И Лысый вышел из школы-класса, а Аршак, еще раз глянув на отцов-основателей в школьной форме старого образца, пошел за ним.
Учитель
На улицах все еще было тихо и пустынно, не было заметно никаких признаков надвигающегося карнавала. Они шли мимо невысоких заборов, будок с заколоченными окошками, мимо выставленных у витрин лотков со всякой съедобной и несъедобной мелочью. Аршак старался не отставать, а Лысый шел быстрым шагом и, размахивая руками, громко говорил:
— …Нет-нет, это не просто детские фотографии, именно в юном возрасте они стали отцами-Основателями. Отважные мальчуганы создали наш мир! Давным-давно, почти сто лет назад, они взяли в свои руки карабины и решили устроить дела по-своему! Какая роскошная картина — мальчики и карабины! В конце концов, почему бы и нет? Дети спасут мир, мир в стволах винтовок, винтовка рождает власть, власть молодым, молодость — сила, сила через радость и так далее… Что там еще было? «Трещат старые кости»? Впрочем, это из ваших дел. А у нас все было просто и здорово — рраз!

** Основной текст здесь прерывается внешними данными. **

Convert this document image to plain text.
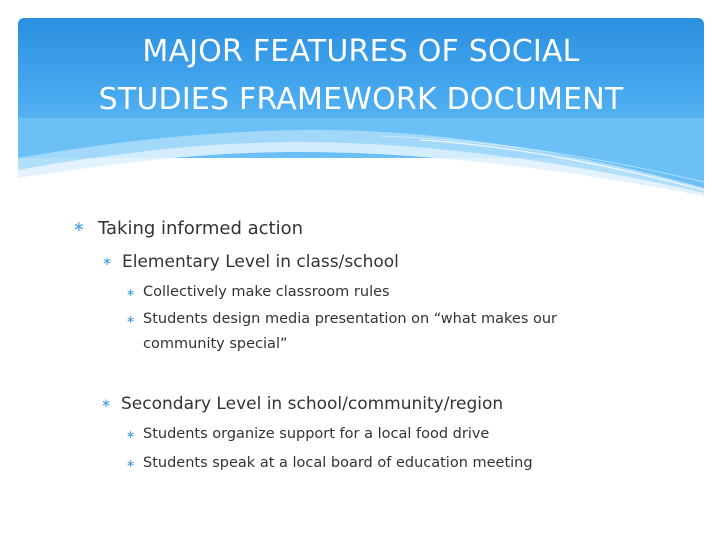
MAJOR FEATURES OF SOCIAL
STUDIES FRAMEWORK DOCUMENT
∗ Taking informed action
∗ Elementary Level in class/school
∗ Collectively make classroom rules
∗ Students design media presentation on “what makes our community special”
∗ Secondary Level in school/community/region
∗ Students organize support for a local food drive
∗ Students speak at a local board of education meeting
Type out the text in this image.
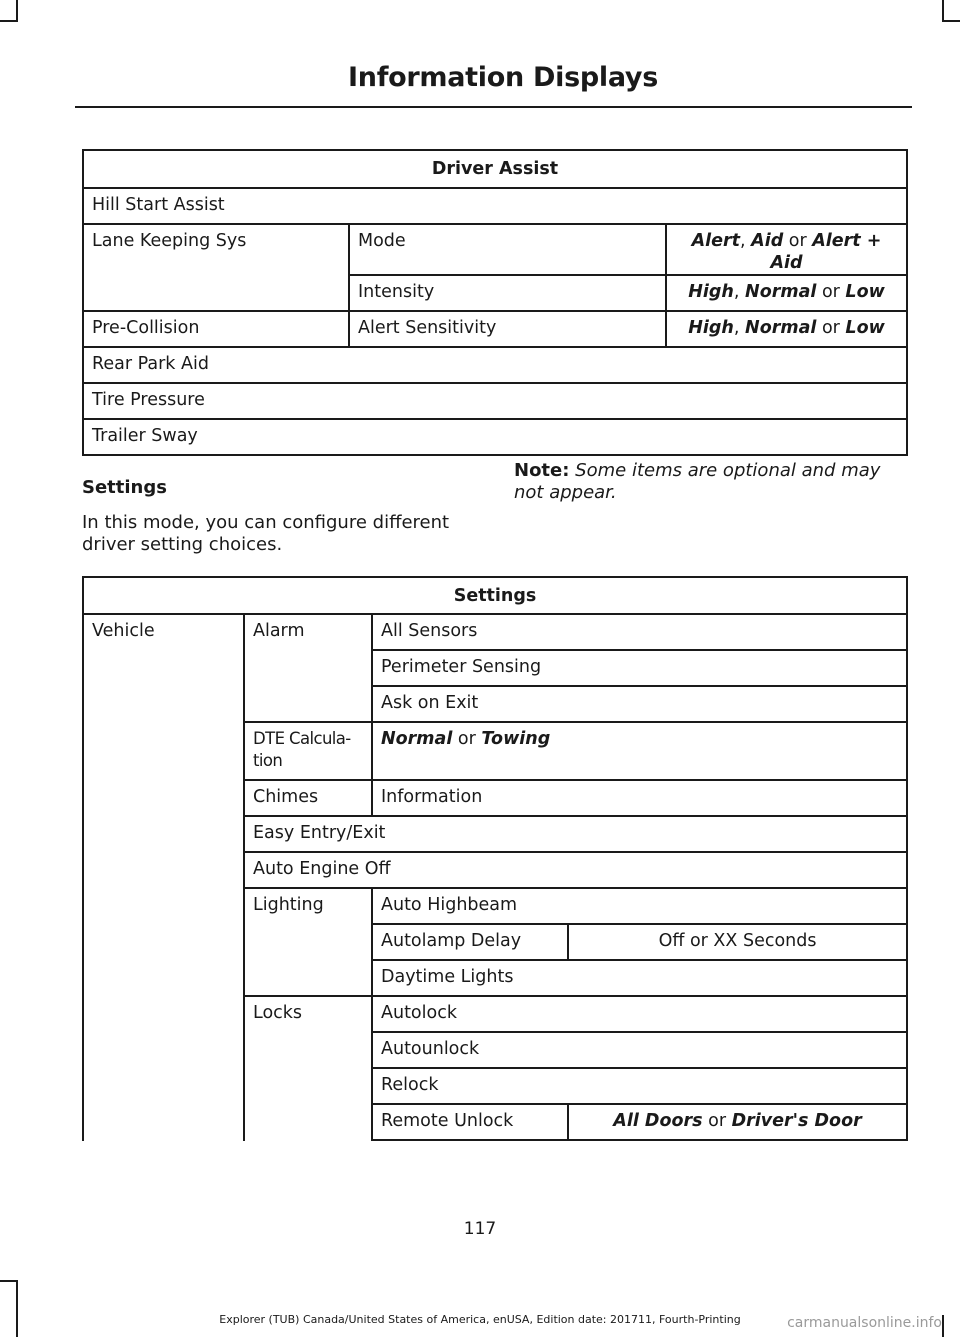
Information Displays
Driver Assist		
Hill Start Assist		
Lane Keeping Sys	Mode	Alert, Aid or Alert + Aid
	Intensity	High, Normal or Low
Pre-Collision	Alert Sensitivity	High, Normal or Low
Rear Park Aid		
Tire Pressure		
Trailer Sway		
Settings
In this mode, you can configure different driver setting choices.
Note: Some items are optional and may not appear.
Settings			
Vehicle	Alarm	All Sensors	
		Perimeter Sensing	
		Ask on Exit	
	DTE Calcula-tion	Normal or Towing	
	Chimes	Information	
	Easy Entry/Exit		
	Auto Engine Off		
	Lighting	Auto Highbeam	
		Autolamp Delay	Off or XX Seconds
		Daytime Lights	
	Locks	Autolock	
		Autounlock	
		Relock	
		Remote Unlock	All Doors or Driver's Door

117
Explorer (TUB) Canada/United States of America, enUSA, Edition date: 201711, Fourth-Printing	carmanualsonline.info
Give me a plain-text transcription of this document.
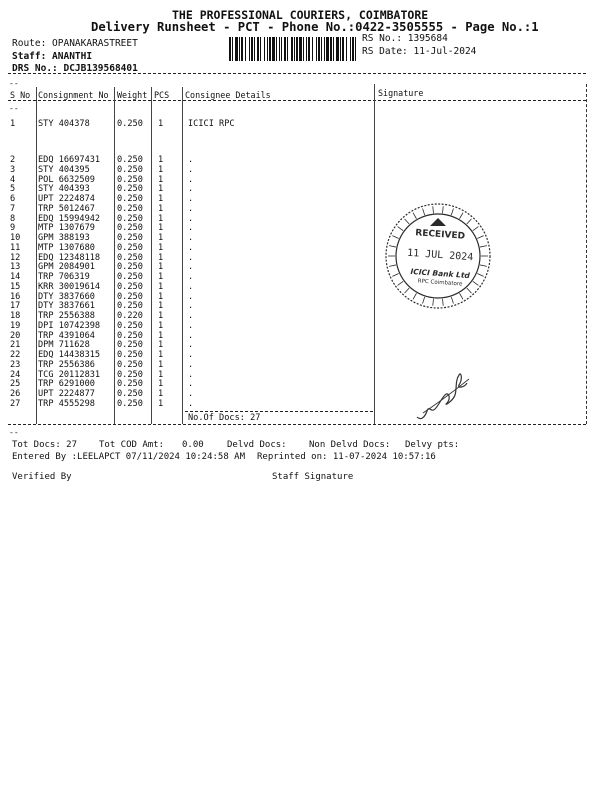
THE PROFESSIONAL COURIERS, COIMBATORE
Delivery Runsheet - PCT - Phone No.:0422-3505555 - Page No.:1
Route: OPANAKARASTREET
Staff: ANANTHI
DRS No.: DCJB139568401
RS No.: 1395684
RS Date: 11-Jul-2024
--
S No Consignment No Weight PCS Consignee Details	Signature
--
1	STY 404378	0.250 1	ICICI RPC
2	EDQ 16697431 0.250 1	.
3	STY 404395	0.250 1	.
4	POL 6632509	0.250 1	.
5	STY 404393	0.250 1	.
6	UPT 2224874	0.250 1	.
7	TRP 5012467	0.250 1	.
8	EDQ 15994942 0.250 1	.
9	MTP 1307679	0.250 1	.
10 GPM 388193	0.250 1	.
11 MTP 1307680	0.250 1	.
12 EDQ 12348118 0.250 1	.
13 GPM 2084901	0.250 1	.
14 TRP 706319	0.250 1	.
15 KRR 30019614 0.250 1	.
16 DTY 3837660	0.250 1	.
17 DTY 3837661	0.250 1	.
18 TRP 2556388	0.220 1	.
19 DPI 10742398 0.250 1	.
20 TRP 4391064	0.250 1	.
21 DPM 711628	0.250 1	.
22 EDQ 14438315 0.250 1	.
23 TRP 2556386	0.250 1	.
24 TCG 20112831 0.250 1	.
25 TRP 6291000	0.250 1	.
26 UPT 2224877	0.250 1	.
27 TRP 4555298	0.250 1	.
No.Of Docs: 27
RECEIVED
11 JUL 2024
ICICI Bank Ltd
RPC Coimbatore
--
Tot Docs: 27 Tot COD Amt: 0.00	Delvd Docs: Non Delvd Docs: Delvy pts:
Entered By :LEELAPCT 07/11/2024 10:24:58 AM Reprinted on: 11-07-2024 10:57:16
Verified By	Staff Signature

И власть действительно у юных! Ну конечно, были перегибы, а у кого их не было? В конце концов, чем карабин хуже киркомотыги или, скажем, лесоповала? Вполне гуманно и быстро! Но это частности. И вот мы, внуки дорогих победивших наших мальчиков…
— Кого они победили?
— Да кто теперь помнит? Победителям, знаешь ли, память совершенно ни к чему! Что надо, мы помним, а когда потребуется — напомним и остальное.
— Кошкодав-Ракоед, он тоже внук?
— Еще какой! А вообще, между нами говоря… — Лысый нагнулся к его уху и теплым шепотом продолжил: — Твой этот усатый — большая сволочь! Всех сожрал. Силен до безобразия, но глуп до омерзения. Да и сила-то вся в его усах. Но ничего, с твоей помощью мы усики ему пообрываем! Ты только поднатужься и вспомни, сам вспомни и мне тихонечко скажи.
— Что я вспом…
— Тсс! — остановил его Лысый. — Тихо. Только тихо и про себя. Хотя… Эх, была не была, времени совсем не остается.